I previously mentioned Christopher Madan’s article on open data in teaching. He points to the Open Stats Lab at Trinity College, which I hadn’t heard about before. They create statistics exercises, suitable for an undergrad statistics or psychological research methods course, based on open data from papers published in Psychological Science. Each exercise has the original paper, a dataset, and a brief (1-2 page) description of the analysis to be done. They have multiple examples for each topic, including significance testing, correlation, regression and ANOVA.
It’s very nicely done, and the contexts of the analyses (i.e. the research questions from the original papers) are interesting, which I think helps make it engaging for students. There’s flexibility in the exercises for the students to think about which variables to use, and to formulate their own interpretation. My one quibble is that the writeups seem aimed at the student, and I think it might be useful to have a separate document with a few pointers (e.g., a “teaching note”) for instructors. In particular, if I were using one of the correlation exercises (particularly the example on Ebola and voting), I would want to have a thorough discussion in class of what we can and cannot conclude about causation (including how the original paper tried to address causation) and how to think about alternative explanations for the observed correlation.
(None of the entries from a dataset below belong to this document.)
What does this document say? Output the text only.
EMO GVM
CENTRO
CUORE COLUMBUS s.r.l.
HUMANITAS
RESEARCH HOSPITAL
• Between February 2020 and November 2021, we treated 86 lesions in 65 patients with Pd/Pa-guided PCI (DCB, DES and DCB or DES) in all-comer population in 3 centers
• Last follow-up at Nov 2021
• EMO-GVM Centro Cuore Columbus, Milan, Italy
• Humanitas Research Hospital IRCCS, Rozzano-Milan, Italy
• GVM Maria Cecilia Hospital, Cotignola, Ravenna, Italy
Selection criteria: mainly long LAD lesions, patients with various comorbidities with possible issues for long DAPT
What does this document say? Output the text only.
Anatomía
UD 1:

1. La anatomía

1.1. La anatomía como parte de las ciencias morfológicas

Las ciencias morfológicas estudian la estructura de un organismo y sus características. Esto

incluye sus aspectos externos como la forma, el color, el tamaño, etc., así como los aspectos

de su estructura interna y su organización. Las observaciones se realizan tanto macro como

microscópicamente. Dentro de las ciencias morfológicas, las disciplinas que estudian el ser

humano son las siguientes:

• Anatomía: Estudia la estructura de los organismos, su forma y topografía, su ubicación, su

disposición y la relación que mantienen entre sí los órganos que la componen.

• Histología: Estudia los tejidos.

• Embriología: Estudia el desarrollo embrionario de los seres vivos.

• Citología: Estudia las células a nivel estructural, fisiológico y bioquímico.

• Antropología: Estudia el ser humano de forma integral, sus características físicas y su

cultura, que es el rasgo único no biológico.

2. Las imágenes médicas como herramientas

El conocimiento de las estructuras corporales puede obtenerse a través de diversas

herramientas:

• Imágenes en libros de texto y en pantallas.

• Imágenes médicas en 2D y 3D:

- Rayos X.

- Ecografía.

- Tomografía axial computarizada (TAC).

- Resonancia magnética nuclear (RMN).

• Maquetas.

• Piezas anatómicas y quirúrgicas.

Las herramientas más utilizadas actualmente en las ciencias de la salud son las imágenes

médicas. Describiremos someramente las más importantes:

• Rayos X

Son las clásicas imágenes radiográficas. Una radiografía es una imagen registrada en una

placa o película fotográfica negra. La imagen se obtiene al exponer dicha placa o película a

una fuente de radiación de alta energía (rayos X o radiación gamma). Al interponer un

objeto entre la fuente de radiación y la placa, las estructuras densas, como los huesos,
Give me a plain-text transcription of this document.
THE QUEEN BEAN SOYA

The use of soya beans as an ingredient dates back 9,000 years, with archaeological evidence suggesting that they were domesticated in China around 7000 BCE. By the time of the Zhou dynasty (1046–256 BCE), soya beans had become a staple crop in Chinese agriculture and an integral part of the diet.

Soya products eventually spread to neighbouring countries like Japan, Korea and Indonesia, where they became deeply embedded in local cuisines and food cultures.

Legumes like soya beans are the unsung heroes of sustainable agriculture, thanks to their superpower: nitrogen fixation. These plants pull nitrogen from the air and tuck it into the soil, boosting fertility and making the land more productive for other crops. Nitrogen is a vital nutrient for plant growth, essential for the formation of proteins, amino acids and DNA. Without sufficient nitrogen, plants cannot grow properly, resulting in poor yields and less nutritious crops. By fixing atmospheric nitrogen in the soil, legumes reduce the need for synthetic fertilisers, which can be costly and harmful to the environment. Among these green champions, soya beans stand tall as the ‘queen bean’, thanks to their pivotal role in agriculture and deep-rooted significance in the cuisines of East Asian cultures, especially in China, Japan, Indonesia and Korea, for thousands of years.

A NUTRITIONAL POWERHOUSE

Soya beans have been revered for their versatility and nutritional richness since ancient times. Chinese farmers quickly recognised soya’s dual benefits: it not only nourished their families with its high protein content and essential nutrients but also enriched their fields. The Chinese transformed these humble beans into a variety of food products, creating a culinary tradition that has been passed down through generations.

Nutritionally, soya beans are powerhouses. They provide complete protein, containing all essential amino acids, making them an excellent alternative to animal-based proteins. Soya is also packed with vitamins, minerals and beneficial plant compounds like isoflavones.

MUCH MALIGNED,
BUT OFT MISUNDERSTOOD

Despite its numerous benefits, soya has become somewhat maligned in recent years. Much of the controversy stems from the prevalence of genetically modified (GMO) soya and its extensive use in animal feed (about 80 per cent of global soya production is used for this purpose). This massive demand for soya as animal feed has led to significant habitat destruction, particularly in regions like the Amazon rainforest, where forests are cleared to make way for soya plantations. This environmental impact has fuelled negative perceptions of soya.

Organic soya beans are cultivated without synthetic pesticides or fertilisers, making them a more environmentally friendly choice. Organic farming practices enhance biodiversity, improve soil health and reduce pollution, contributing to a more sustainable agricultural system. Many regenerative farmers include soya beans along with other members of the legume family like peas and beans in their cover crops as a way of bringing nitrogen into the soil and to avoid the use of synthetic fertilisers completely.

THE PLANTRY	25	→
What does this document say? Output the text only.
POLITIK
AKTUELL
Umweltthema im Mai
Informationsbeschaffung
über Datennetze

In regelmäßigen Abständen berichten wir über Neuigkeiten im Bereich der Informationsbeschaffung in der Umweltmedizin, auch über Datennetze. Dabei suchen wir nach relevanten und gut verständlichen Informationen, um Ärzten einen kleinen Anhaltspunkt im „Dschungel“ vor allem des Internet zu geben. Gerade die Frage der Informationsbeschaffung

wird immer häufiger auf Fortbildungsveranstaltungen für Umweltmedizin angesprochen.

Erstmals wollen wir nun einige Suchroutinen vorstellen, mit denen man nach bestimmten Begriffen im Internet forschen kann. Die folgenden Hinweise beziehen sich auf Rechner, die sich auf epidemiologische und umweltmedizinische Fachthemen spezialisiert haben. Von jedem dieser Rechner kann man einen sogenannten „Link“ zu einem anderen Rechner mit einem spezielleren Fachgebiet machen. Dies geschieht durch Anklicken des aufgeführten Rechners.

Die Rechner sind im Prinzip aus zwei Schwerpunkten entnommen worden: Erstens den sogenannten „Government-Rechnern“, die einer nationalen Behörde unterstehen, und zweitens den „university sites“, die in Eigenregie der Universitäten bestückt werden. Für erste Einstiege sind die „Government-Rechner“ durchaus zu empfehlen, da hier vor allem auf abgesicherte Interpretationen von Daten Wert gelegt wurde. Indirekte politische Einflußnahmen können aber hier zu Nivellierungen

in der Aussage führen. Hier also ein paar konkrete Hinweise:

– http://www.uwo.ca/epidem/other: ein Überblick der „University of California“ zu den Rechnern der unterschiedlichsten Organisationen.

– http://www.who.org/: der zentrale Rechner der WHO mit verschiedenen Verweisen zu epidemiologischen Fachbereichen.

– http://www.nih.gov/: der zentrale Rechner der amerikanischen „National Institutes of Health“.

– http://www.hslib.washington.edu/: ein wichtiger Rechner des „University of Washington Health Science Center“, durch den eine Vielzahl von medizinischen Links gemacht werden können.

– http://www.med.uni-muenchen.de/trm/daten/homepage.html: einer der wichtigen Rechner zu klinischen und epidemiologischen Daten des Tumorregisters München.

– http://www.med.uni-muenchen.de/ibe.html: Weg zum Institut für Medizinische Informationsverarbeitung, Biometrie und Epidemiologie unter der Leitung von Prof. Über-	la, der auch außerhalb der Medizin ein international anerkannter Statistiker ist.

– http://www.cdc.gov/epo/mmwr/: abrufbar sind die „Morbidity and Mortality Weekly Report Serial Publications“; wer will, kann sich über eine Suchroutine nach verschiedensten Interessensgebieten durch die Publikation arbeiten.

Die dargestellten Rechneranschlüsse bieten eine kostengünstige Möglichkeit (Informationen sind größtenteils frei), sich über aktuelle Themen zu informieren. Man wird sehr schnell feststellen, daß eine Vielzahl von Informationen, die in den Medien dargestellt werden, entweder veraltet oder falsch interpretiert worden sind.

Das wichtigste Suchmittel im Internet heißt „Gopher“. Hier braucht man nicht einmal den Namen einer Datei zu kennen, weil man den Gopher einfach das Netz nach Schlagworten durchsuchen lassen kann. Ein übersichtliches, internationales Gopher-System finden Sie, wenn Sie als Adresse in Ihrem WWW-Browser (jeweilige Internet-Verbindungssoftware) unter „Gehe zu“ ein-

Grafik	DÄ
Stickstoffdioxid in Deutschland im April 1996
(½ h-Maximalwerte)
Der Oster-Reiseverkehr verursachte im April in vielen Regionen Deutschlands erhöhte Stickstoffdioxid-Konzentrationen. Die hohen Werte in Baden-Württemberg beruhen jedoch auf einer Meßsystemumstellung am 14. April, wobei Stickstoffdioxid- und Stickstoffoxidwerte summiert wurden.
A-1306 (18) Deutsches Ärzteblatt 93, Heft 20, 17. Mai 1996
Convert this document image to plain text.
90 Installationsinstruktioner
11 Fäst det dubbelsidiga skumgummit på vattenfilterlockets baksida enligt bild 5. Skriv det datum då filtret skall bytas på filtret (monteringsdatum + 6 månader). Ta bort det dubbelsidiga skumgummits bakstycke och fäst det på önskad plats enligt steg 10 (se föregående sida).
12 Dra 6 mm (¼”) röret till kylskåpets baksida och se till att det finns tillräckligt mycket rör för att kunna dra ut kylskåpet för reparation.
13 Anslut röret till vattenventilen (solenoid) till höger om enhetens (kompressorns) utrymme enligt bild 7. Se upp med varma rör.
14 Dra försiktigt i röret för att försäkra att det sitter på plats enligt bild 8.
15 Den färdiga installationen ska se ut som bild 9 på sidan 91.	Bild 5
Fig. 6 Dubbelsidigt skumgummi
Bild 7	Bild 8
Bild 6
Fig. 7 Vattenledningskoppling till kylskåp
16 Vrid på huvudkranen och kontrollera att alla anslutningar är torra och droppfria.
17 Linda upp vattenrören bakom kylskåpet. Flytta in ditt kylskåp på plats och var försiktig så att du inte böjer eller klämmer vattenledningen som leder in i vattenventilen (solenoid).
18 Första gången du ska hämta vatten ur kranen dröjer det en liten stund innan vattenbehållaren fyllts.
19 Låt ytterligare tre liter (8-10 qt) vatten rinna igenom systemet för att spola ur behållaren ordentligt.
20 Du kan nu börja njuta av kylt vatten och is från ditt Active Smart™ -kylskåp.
Psychological Science, the source of the data, has a voluntary data disclosure policy, offering “badges” to published articles that make their data public. This is a relatively gentle “nudge” towards open data, but it seems to be having an effect. Nearly a quarter of papers after the policy was instituted made their data public, compared to 3% before. If the Open Stats Lab’s efforts (and others like it) are successful, it provides a nice additional incentive to authors of making their data public. After all, who wouldn’t want their research becoming a “textbook example” used in statistics classes?